Нежное тепло восходящего солнца коснулось лица. Издали смотрел я на атлетическую фигуру Нукзара, ожидающего, пока сварится кофе в джезвее, и чувствовал, как спокойствие снисходит на душу.
За едой расспросил Нукзара о том, как продвигается геологоразведка в горах, о загадочной штольне — нет ли каких новых находок?
Выяснилось, что штольню год назад посетили археологи, вывезли на вертолёте оба гигантских молота. Ученые не смогли выдвинуть даже гипотезы о происхождении этого тоннеля...

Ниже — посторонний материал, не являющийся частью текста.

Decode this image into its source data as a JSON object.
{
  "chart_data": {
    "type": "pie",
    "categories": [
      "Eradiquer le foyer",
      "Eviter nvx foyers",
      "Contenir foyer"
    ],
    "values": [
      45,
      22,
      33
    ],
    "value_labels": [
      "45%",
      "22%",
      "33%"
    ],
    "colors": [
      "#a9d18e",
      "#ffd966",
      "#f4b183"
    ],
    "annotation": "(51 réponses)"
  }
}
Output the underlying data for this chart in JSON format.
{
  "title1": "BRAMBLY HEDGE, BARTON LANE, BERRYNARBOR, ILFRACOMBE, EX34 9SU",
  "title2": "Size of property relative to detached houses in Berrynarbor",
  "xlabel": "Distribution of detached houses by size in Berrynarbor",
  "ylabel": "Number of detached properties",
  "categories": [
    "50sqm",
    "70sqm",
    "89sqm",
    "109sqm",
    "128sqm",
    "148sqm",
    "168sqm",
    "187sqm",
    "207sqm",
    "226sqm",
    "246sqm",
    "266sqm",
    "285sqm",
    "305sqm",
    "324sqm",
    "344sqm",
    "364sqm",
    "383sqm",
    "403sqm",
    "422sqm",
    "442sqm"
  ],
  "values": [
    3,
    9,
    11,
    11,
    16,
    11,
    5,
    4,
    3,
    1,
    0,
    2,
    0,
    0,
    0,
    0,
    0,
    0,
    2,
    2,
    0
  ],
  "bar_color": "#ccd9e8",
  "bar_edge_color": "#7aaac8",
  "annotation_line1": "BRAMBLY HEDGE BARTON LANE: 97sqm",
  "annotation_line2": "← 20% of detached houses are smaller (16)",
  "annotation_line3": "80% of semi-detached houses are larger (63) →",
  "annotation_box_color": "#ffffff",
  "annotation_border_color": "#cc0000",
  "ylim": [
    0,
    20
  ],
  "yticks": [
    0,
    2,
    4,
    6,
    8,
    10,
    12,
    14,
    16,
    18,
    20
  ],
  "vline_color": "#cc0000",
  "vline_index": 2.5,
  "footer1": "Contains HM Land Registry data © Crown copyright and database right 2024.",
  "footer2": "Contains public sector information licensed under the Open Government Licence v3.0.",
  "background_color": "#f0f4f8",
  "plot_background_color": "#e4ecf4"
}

— Лучше объясни, зачем мы едем на Каштак? — спросил Нукзар. — Смешно сказать, я за это лето ни разу не искупался. Работа заела. Вот сунул в карман плавки. Хоть окунусь.
— Напрасно. Вода ледяная.
— А я закалённый. С детства плаваю. Знаешь, у нас в Тбилиси в моём квартале был бассейн под открытым небом. С вышкой. Круглый год прыгал, купался. Один раз, уже в юности, мне шестнадцать было, как-то ночью после застолья шёл домой, решил сбить хмель. Разделся, залез на вышку, бросился оттуда ласточкой. А воду, оказывается, спустили! Сухо! Все кости переломал, руки, ноги... После больницы только спорт меня спас. Даже крепче стал. Смотри, какие бицепсы! — Нукзар согнул руку.